CONTEMPLATIVES WITHOUT CLOISTERS

Today our guest blogger is Judith Lawrence. Judith takes us deeper in our spiritual journey as we think about minute by minute communion with God.

Contemplatives Without Cloisters

Lately, I’ve come across a number of references in spiritual books about ordinary people being contemplatives without cloisters, or mystics without monasteries. These people live their lives in a close relationship with God but do not wish to leave the life in which they currently find themselves—they do not wish to cut themselves off from their family or work and enter a separate community such as a convent. I count myself in that number.

It seems that many people desire to be mystics (i.e. people called to know God through divine mystery) outside a monastery; they desire to be one with the divine but don’t desire to leave the world in order to do this.

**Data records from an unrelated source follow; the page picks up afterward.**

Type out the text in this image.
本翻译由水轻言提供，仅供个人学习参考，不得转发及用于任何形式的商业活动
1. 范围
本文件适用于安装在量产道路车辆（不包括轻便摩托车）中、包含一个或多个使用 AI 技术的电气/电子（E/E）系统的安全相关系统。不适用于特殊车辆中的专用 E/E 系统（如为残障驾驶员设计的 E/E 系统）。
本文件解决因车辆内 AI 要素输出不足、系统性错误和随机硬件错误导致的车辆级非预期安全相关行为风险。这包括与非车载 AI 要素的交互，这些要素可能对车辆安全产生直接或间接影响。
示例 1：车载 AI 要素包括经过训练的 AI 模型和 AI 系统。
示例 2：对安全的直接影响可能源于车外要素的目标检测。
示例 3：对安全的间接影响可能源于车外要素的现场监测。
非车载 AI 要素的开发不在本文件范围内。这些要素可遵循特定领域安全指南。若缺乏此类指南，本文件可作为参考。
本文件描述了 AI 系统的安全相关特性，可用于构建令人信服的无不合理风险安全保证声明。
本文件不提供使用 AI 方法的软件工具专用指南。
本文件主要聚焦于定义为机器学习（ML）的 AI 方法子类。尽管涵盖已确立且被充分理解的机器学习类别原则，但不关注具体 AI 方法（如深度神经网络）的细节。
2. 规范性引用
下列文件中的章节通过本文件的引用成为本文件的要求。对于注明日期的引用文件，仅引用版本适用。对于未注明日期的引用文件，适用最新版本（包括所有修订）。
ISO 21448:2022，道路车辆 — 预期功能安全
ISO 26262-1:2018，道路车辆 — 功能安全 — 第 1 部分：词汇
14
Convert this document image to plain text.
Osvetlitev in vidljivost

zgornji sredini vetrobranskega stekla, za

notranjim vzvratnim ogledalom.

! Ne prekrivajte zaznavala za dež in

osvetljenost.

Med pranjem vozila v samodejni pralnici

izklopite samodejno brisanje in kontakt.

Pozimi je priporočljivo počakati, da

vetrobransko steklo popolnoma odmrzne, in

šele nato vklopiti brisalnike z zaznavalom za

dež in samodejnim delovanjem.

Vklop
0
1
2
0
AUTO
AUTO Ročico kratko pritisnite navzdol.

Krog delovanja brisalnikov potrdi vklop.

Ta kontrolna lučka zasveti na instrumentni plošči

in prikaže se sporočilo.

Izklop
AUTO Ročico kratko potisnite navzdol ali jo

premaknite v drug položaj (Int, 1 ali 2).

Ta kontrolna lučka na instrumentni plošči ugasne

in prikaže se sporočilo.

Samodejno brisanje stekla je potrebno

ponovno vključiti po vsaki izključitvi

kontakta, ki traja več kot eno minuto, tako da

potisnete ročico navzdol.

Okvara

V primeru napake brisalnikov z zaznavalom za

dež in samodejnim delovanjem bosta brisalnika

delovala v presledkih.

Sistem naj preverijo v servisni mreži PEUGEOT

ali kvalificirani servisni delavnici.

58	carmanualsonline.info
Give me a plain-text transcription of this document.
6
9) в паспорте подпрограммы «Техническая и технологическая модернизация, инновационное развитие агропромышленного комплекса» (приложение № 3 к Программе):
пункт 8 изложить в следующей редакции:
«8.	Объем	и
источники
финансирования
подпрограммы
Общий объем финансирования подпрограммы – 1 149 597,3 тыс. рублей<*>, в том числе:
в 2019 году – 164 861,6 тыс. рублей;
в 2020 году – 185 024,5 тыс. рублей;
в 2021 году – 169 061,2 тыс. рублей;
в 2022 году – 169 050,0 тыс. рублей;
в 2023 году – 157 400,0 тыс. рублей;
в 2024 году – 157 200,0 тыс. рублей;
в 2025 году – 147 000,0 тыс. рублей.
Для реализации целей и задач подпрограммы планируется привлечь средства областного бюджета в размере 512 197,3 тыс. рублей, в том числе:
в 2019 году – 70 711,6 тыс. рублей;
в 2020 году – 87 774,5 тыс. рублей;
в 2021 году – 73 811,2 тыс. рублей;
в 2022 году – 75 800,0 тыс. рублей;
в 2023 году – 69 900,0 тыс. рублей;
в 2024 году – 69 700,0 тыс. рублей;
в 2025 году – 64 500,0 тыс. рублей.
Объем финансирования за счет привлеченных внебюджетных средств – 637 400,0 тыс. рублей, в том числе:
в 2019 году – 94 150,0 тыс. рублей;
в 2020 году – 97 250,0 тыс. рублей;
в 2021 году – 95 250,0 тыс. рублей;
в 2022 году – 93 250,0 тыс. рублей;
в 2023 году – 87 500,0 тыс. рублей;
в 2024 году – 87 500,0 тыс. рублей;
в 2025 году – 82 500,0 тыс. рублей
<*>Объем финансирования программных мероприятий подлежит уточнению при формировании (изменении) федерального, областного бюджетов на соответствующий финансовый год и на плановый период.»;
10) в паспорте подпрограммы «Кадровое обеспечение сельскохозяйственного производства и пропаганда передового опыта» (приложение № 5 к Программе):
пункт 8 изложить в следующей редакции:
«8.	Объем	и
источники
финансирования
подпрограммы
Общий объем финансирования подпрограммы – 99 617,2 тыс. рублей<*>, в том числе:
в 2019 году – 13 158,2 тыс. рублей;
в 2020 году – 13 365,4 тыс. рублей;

Is this possible? Can we be at one with God and remain in the situation we are now? If we are willing to pursue God’s call to be a mystic, I believe it is possible.

The call is to prayer, to be at one with the Sacred at any and every given moment of the day or night; answering this call allows us to be in the undercurrent of prayer, the continual flow of communion with God, throughout our days and nights; to see God’s leading in each and every moment whether the moment is revealed in dark’s difficulties or light’s luminescence.

Such a call is answered in faith that the Holy Spirit leads us along the spiritual pathway and enables us to grow in spiritual maturity whether the way is difficult or easy. We will encounter our share of hard times and our portion of easy times as we go through life but, whether hard or easy, all times are God’s times—our times with God.